The province's highest court is set to rule on the long-running dispute between the government and the B.C. Teachers' Federation – a decision that, while significant, could still be months or even years removed from any tangible change in B.C. classrooms.
The B.C. Court of Appeal will release its reasons for judgment on Thursday morning. It will come after years of bitter back-and-forth that last year culminated in the longest teachers' strike in B.C.'s history. While that legal fight ended with a six-year deal, Thursday's decision will centre on the legal fight over classroom working conditions.
The protracted dispute stems from legislation introduced in 2002 by then-education minister Christy Clark. Bills 27 and 28 – the Education Services Collective Agreement Act and the Public Education Flexibility and Choice Act, respectively – stripped teachers of their right to collectively bargain class size and composition.
B.C. Supreme Court Justice Susan Griffin twice ruled that the legislation violated the teachers' Charter rights; the province challenged the latest decision, arguing it impedes government's ability to set education policy.
"Government considers class-size limits, formulas and staffing ratios to be an inefficient means of allocating funding, unresponsive to actual school need, and restrictive in terms of the ability of school districts to offer a range of school programming," the government said in documents filed with the B.C. Court of Appeal last fall. "The issue with the deleted clauses, accordingly, is not simply how much money should be spent on K-12 education but how it is to be spent and who should make such decisions."
The government has acknowledged the possibility of an expensive loss due to a cash settlement. In its 2015/16 – 2017/18 budget and fiscal plan, the province identified the upcoming decision as a "major risk" to its three-year balanced budget. A main risk is "the outcome of litigation, arbitrations and negotiations with third parties, including the appeal of the B.C. Supreme Court decision on the teachers' contract issue," read a line in the plan.
A BCTF win would mean a third – and significant – blow to the government. But parents and teachers are skeptical that even a union win would result in meaningful changes in the classroom.
Jim McMurtry, a public school teacher for more than three decades, says his expectations are low that the court decision will lead to more resources for education. "I am struggling more than I ever have to access the resources I previously had," he said. "I think the future is one where there will be further rationalization," no matter what the courts say.
He noted that the most recent prolonged teachers' strike ended with more money promised to hire additional teachers. He said he has yet to see a new teacher at Panorama Ridge Secondary School in Surrey as a result, fuelling pessimism among teachers about the price they paid for the strike.
"The government will continue to pursue its mandate to balance the budget, so it isn't going to change in a positive direction for teachers or students," he said.
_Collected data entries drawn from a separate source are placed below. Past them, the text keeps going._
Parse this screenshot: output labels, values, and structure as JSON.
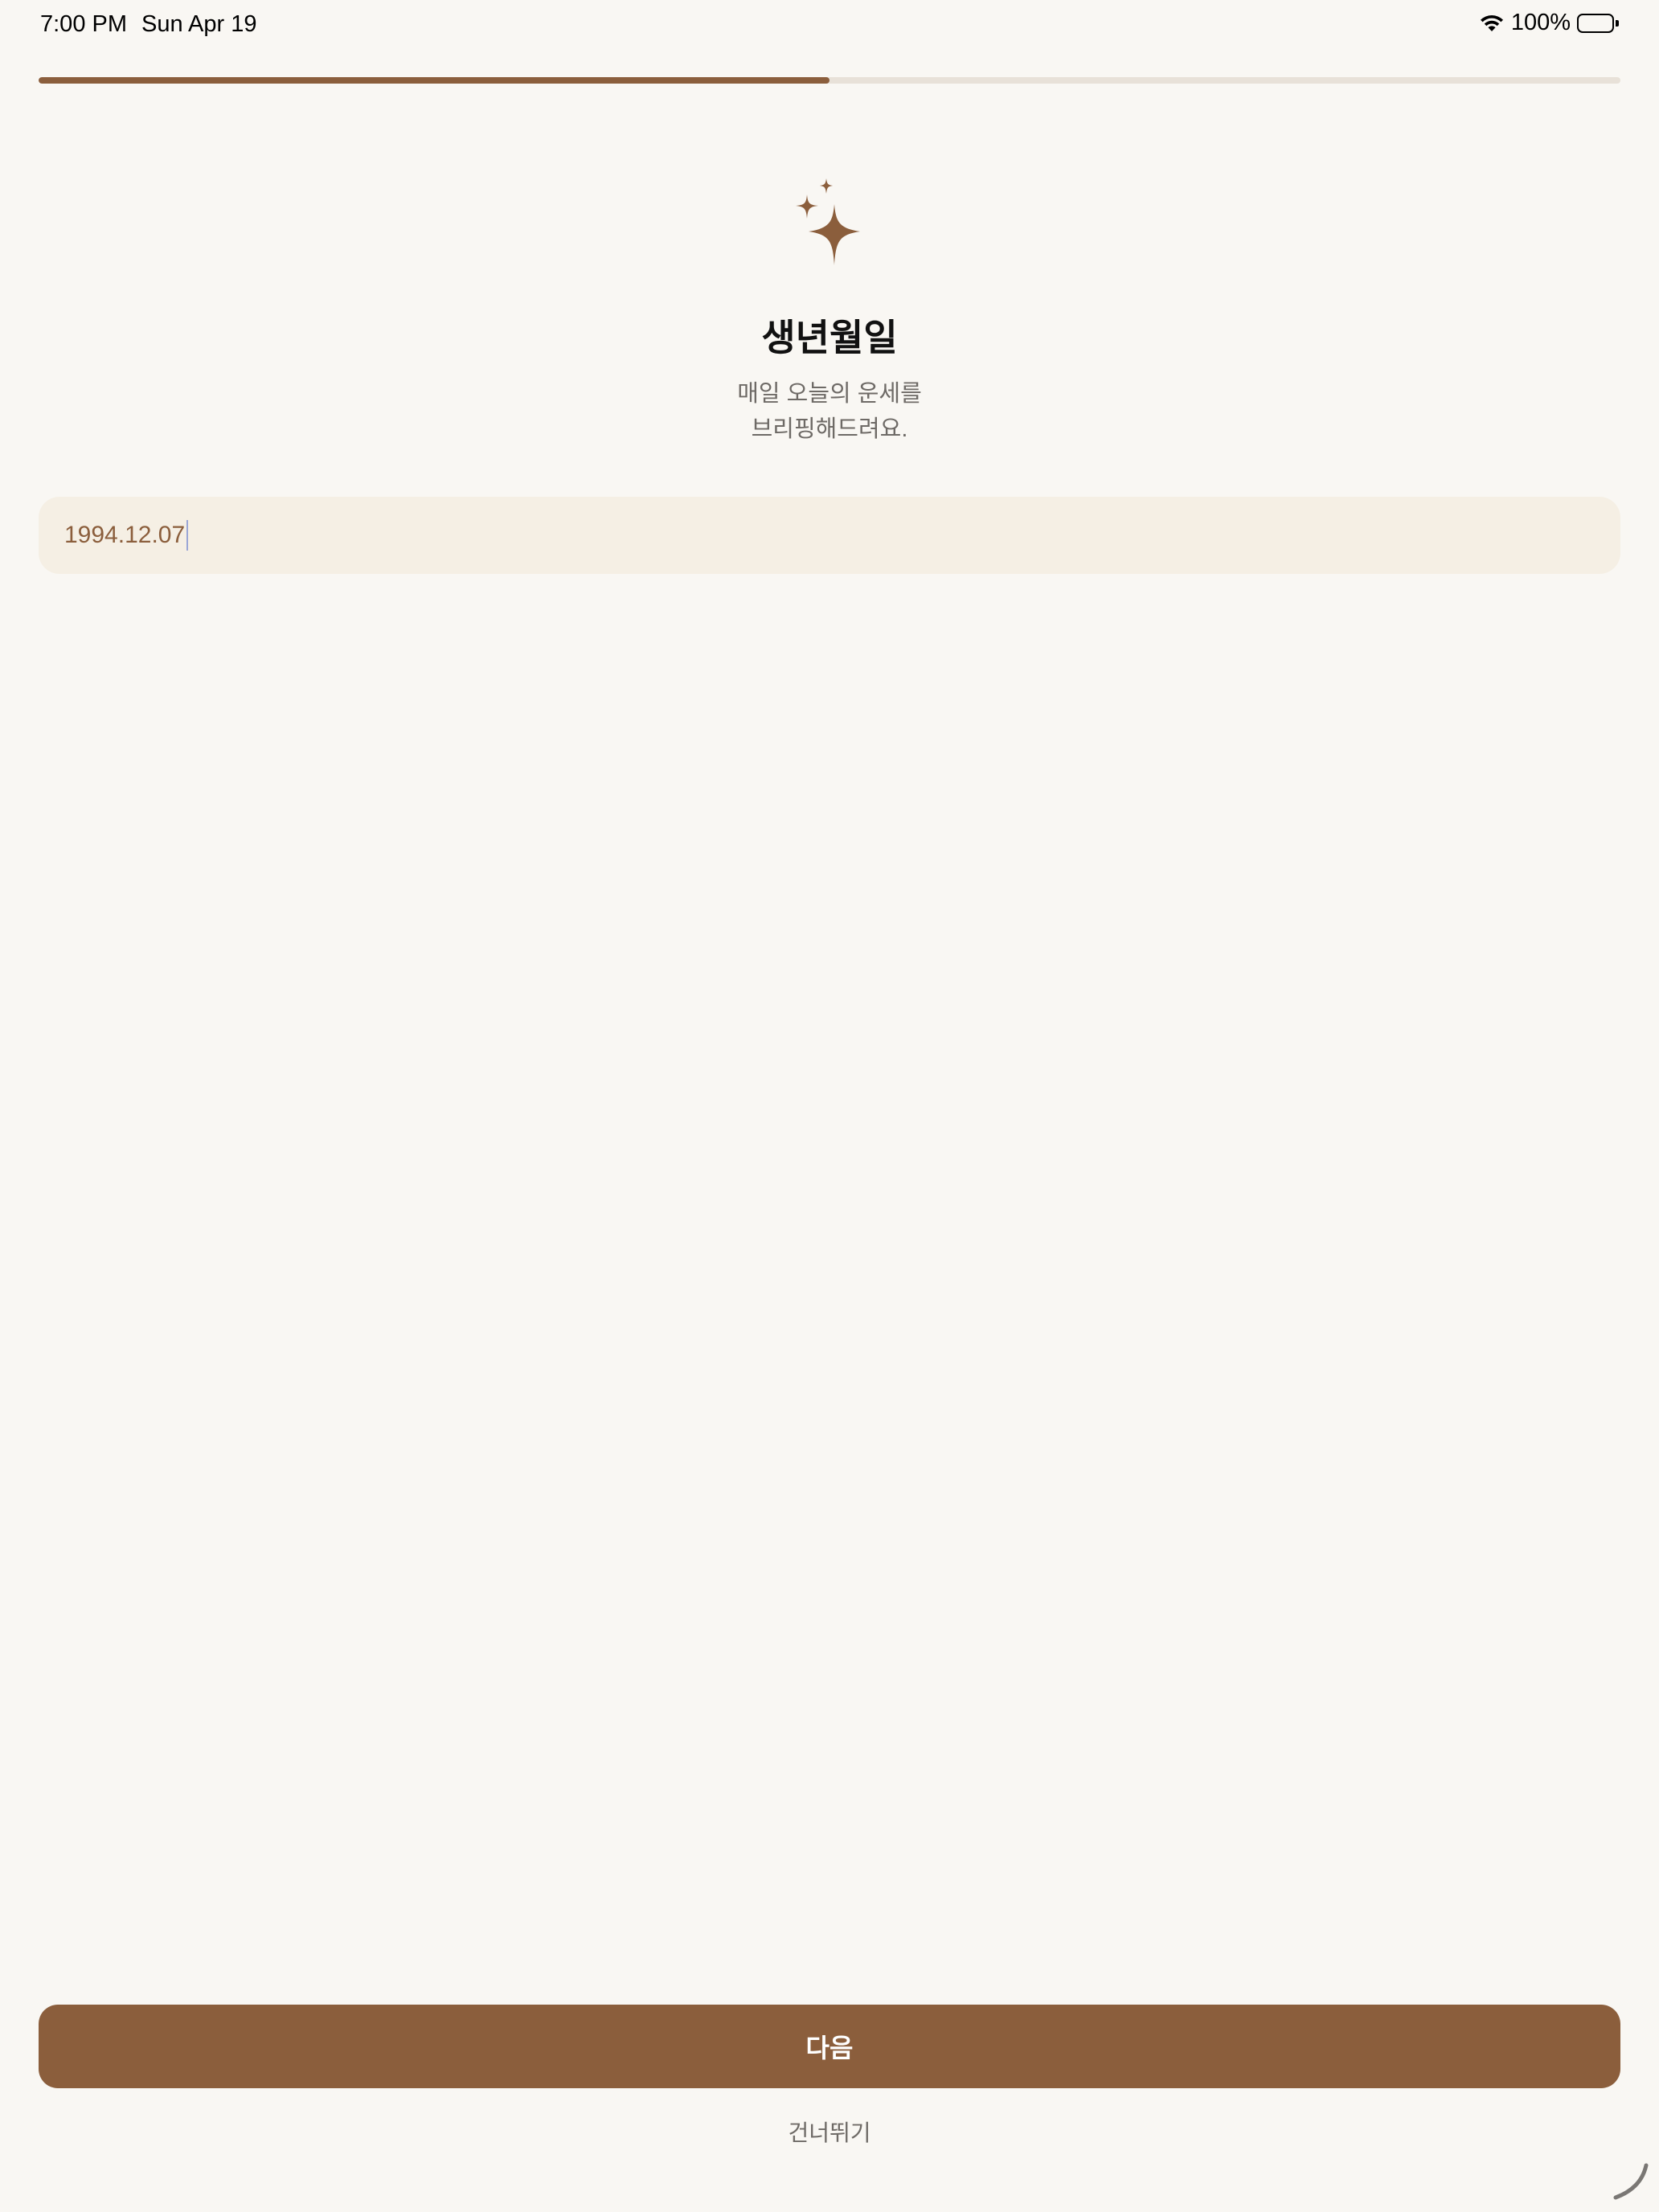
{
  "status_bar": {
    "time": "7:00 PM",
    "date": "Sun Apr 19",
    "battery_percent": "100%",
    "wifi_icon": "wifi-icon",
    "battery_icon": "battery-icon"
  },
  "progress": {
    "value": 0.5
  },
  "header": {
    "icon": "sparkles-icon",
    "title": "생년월일",
    "subtitle_line1": "매일 오늘의 운세를",
    "subtitle_line2": "브리핑해드려요."
  },
  "birthdate_field": {
    "value": "1994.12.07"
  },
  "actions": {
    "next_label": "다음",
    "skip_label": "건너뛰기"
  },
  "colors": {
    "background": "#f9f7f3",
    "accent": "#8b5e3c",
    "field_background": "#f5efe4",
    "progress_track": "#e8e1d8",
    "muted_text": "#6e6a66"
  }
}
Even if the courts side with the BCTF again, he said he cannot see the provincial government finding significant new resources. "Money will be moved from one area or put into another," he predicted.
Keith Hampe, a father of two grade-school students, says he has seen the effects of the legislation at his son's school, where class sizes are "huge" and teachers are stretched thin doing marking, administrative work and helping students with special needs. But he is also doubtful that a BCTF victory on Thursday will bring about positive change.
"The B.C. government will appeal the ruling and carry on as if nothing happened," he said.
Jason Stewart noted that, throughout his seven-year-old son's lifetime, there has been nothing but labour strife, legal battles and strikes. In many ways, he says, he and his wife have stopped caring.
"It's perplexing that in a society with the resources that we have, with the principled leaders we have inside the unions, schools and governments, that a long-lasting solution and deeper investment cannot be reached by a group of adults over this period of time," he said. "We are not apathetic, cynical people, but I feel that this has all become a game of 'winning' versus doing what is in the best interests of students."